The flattened American landscape of minor musicians

Robin Landseadel robinlandseadel at comcast.net
Fri Feb 27 16:34:46 CST 2009


On Feb 27, 2009, at 1:09 PM, rich wrote:

> my peeve is that marsalis and burns have their vision of proper jazz
> (particularly Marsalis)--why is the avant-garde/free jazz movement the
> only form plucked from the mix and ridiculed--it was jarring
> considering the tone of the whole series. they dropped being
> documentarians and became critics

Just spent a session with my music buddy, we heard John Cage : Solo  
for Voice 58 (18 Microtonal Ragas) & Homage to Charles Parker [George  
Lewis, Trombone, Anthony Davis piano, others]
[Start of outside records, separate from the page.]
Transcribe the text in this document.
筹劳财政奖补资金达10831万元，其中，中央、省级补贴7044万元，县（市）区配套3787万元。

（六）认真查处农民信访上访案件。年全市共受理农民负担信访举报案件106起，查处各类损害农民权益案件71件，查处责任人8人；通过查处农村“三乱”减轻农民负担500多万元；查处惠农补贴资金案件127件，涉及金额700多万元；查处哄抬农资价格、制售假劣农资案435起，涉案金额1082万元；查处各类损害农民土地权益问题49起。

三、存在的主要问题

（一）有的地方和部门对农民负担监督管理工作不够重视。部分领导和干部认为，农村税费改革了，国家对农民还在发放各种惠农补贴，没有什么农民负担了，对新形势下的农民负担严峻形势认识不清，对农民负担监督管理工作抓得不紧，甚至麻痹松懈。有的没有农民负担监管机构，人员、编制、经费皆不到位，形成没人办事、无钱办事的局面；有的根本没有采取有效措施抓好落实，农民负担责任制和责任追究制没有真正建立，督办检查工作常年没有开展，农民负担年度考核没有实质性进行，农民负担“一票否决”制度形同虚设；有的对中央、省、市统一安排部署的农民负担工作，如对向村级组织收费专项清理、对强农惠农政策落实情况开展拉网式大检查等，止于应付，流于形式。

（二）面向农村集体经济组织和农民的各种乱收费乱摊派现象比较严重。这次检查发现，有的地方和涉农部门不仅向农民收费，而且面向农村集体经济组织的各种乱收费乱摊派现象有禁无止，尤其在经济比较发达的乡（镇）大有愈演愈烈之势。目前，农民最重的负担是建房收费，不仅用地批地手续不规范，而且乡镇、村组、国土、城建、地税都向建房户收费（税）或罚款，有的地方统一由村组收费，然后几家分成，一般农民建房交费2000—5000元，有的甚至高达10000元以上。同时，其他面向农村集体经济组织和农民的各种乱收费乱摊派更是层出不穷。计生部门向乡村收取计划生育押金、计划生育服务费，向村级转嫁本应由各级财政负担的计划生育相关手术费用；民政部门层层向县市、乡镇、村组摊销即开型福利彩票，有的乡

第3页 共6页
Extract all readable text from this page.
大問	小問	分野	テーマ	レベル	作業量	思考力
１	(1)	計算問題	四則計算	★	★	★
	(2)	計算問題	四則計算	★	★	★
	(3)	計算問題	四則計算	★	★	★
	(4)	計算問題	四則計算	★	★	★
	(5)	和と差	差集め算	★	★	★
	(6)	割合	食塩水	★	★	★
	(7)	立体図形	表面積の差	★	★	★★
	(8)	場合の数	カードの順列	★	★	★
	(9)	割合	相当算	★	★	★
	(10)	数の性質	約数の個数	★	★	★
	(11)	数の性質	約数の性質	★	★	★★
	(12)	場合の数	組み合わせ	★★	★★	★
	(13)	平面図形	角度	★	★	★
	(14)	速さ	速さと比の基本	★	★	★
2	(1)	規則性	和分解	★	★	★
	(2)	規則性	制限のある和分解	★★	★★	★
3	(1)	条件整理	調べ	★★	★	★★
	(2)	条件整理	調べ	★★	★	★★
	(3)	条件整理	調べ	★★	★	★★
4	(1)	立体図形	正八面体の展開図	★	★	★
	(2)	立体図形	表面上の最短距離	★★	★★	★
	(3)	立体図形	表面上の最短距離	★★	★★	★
http://www.otherminds.org/cgi-bin/shop.pl/page=Cageragascd.html/SID=1206037466.16242/buy=1

http://www.amazon.com/Homage-Charles-Parker-George-Lewis/dp/B0000010W6

and as far as I can tell, this sort of stuff is still going on. It's  
not like John Dowland ever had an audience of over 100 listeners, and  
it's not that being in the minority makes you nonexistent. or  
musically unimportant. Just ask Captain Beefheart  and Nick Drake.  
Those brave folks that have made music even weirder than any that Ken  
Burns or Winton Marsalis can suffer were and still are an essential  
part of the history of jazz and other improvisatory musics.